If we can’t support our own work, how can we expect others to do the same?

The UCLA reports only go up to the 2021-22 season, so it’s not clear if “This Fool” gained a significant following among Latinos or other viewers. Its abrupt end, though, says enough — and it’s a shame that more people didn’t watch.

Stand-up comedian and show co-creator Chris Estrada played Julio Lopez, an uptight Mexican American millennial who takes in his formerly incarcerated cousin (a scene-stealing Frankie Quiñones). Estrada is a South L.A. native, so his depiction of the area comes off as an “In Living Color” sketch made with love.

Two men and a young boy standing in a line, ready to fight

A scene from “This Fool,” starring Chris Estrada (right) and Frankie Quiñones (center)

(Martina Ibáñez-Baldor / Los Angeles Times; Hulu; Getty Images )

The first season was a parody of Homeboy Industries, down to reimagining founder Father Gregory Boyle as a foul-mouthed Unitarian Universalist minister played by Michael Imperioli. The second season took aim at hipster coffee shops, palm trees (“People think they make the neighborhood look nice,” Estrada’s Black neighbor snaps when a dried-out frond nearly falls on him. “But they’re killing us.”), the billionaire vultures colonizing the Southland’s desert communities, relations between Black and Latino residents, and car chases. The entitled culture of the LAPD gets ridiculed, too: in one episode, officers prolong a standoff so they can earn overtime, while the rookie cop — a Latino — who wants to save the hostages gets ostracized.

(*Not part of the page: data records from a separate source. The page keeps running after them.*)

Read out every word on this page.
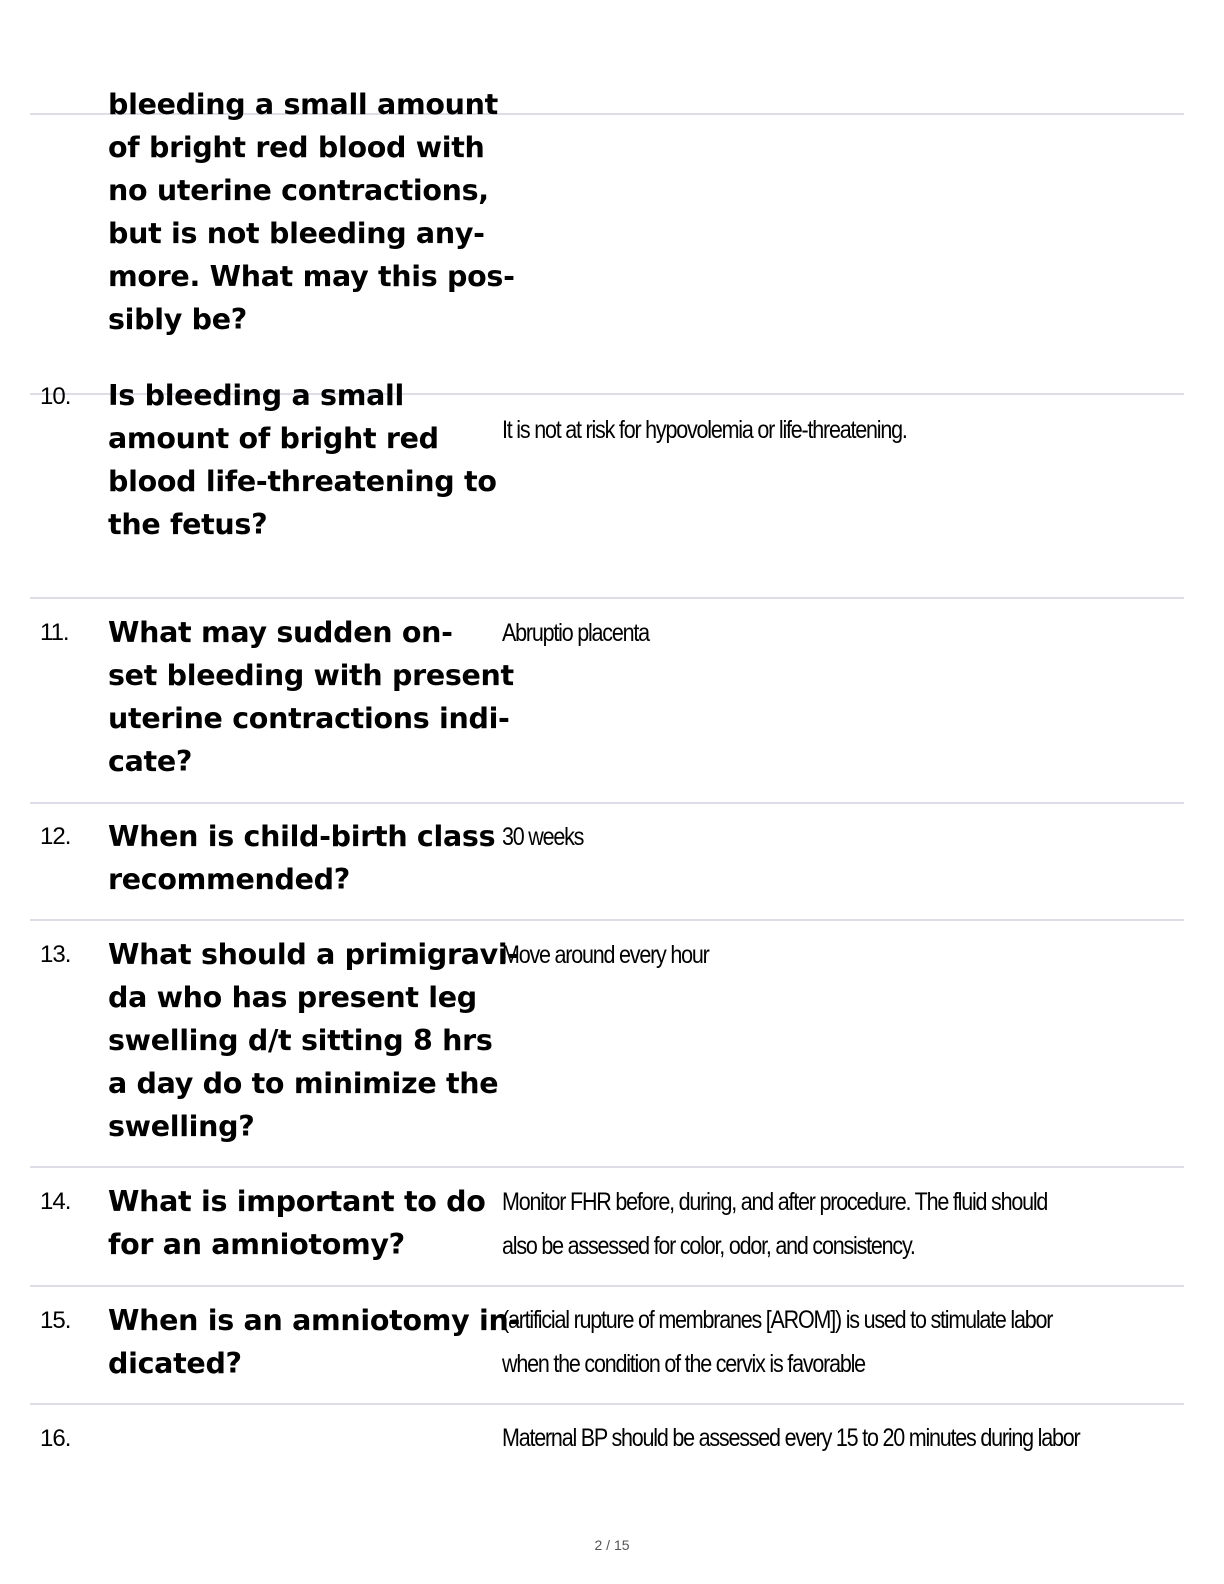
bleeding a small amount
of bright red blood with
no uterine contractions,
but is not bleeding any-
more. What may this pos-
sibly be?
10. Is bleeding a small
amount of bright red
blood life-threatening to
the fetus?
It is not at risk for hypovolemia or life-threatening.
11. What may sudden on-
set bleeding with present
uterine contractions indi-
cate?
Abruptio placenta
12. When is child-birth class
recommended?
30 weeks
13. What should a primigravi-
da who has present leg
swelling d/t sitting 8 hrs
a day do to minimize the
swelling?
Move around every hour
14. What is important to do
for an amniotomy?
Monitor FHR before, during, and after procedure. The fluid should
also be assessed for color, odor, and consistency.
15. When is an amniotomy in-
dicated?
(artificial rupture of membranes [AROM]) is used to stimulate labor
when the condition of the cervix is favorable
16.	Maternal BP should be assessed every 15 to 20 minutes during labor
2 / 15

As good as the other L.A. Latino-centric shows were, “This Fool” sounded and felt like the city in a way they didn’t. The Spanish is paisa — countrified — while the English has the tough tone of someone who grew up off Vermont Avenue. In the vein of Lear’s 1970s blue-collar comedies, it hailed the protagonists’ common sense while not shying away from their struggles. Everyone was hustling to make it, from the homeless man who thinks he’s James Bond to the elderly woman selling flowers next to him. Characters take overcrowded buses to low-paying jobs, or wake up to the neighborhood rooster crowing at the break of dawn.

The Los Angeles depicted in “This Fool” was a rough-hewed paradise. The soundtrack ranged from rock en español to oldies-but-goodies to ska, hardcore punk, ranchera, and — of course — Randy Newman’s “I Love L.A.,” but this time cruising down Slauson Avenue instead of Santa Monica Boulevard.

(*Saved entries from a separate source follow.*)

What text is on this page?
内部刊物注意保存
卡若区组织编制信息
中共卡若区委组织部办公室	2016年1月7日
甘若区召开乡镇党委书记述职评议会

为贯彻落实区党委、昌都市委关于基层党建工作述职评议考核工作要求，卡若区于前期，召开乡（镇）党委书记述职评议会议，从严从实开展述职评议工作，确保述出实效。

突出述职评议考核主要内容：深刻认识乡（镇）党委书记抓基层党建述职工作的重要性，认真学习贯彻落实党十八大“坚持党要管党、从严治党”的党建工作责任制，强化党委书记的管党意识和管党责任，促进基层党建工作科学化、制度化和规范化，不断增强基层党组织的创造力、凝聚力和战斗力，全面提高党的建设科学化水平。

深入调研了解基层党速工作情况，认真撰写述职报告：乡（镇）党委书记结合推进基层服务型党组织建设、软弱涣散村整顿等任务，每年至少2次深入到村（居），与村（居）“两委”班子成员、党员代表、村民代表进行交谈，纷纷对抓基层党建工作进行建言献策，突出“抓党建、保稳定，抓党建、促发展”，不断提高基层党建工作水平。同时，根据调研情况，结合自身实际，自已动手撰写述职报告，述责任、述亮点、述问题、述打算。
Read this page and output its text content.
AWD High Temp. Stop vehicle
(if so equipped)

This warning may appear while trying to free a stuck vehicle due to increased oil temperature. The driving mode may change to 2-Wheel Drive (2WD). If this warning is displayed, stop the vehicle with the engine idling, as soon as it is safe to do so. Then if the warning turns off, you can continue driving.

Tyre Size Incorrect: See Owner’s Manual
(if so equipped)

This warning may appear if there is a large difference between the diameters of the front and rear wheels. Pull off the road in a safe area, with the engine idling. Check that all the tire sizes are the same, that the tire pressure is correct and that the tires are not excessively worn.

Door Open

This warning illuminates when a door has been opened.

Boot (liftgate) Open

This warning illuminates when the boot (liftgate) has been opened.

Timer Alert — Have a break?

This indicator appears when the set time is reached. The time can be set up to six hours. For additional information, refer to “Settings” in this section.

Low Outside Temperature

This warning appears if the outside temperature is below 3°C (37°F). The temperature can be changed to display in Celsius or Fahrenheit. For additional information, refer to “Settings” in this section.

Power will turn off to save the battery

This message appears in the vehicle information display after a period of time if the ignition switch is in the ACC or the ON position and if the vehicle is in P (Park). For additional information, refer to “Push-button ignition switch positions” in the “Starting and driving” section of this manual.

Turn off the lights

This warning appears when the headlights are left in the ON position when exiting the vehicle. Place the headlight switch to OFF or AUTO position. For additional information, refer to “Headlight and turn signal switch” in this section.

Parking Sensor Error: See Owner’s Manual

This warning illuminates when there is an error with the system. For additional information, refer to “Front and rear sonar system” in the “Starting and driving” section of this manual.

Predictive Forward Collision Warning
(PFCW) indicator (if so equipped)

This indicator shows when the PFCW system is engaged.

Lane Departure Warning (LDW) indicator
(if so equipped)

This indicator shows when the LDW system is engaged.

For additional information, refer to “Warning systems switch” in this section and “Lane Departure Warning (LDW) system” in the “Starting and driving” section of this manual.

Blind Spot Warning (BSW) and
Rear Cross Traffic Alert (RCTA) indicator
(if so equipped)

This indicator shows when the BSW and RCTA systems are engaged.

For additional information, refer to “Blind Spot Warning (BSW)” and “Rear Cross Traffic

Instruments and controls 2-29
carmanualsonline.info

America doesn’t mind a hyper-local TV series starring people of color. “Reservation Dogs” and “Insecure,” Issa Rae’s own ode to South L.A., became critical and ratings darlings because of cultural and regional specificity. So why didn’t that happen with “This Fool” and kindred shows about Latino L.A.?

The most-watched programs among Latinos on broadcast, cable and digital platforms in the 2021-22 season were “Chicago P.D.,” “When Calls the Heart” and “Stranger Things,” according to the latest UCLA report — a Windy City procedural, a drama set in frontier-era Canada and a supernatural thriller. If I were a studio executive looking to grab more Latino viewers, my takeaway would be that they will watch anything but their own day-to-day lives.

Estrada is a nice guy who was the guest judge at my annual KCRW Tortilla Tournament (no payment was exchanged, only tortillas). He and others who’ve poured so much time and care into their Hollywood projects are too polite to criticize viewers from their own community who didn’t show up for them. I’m not.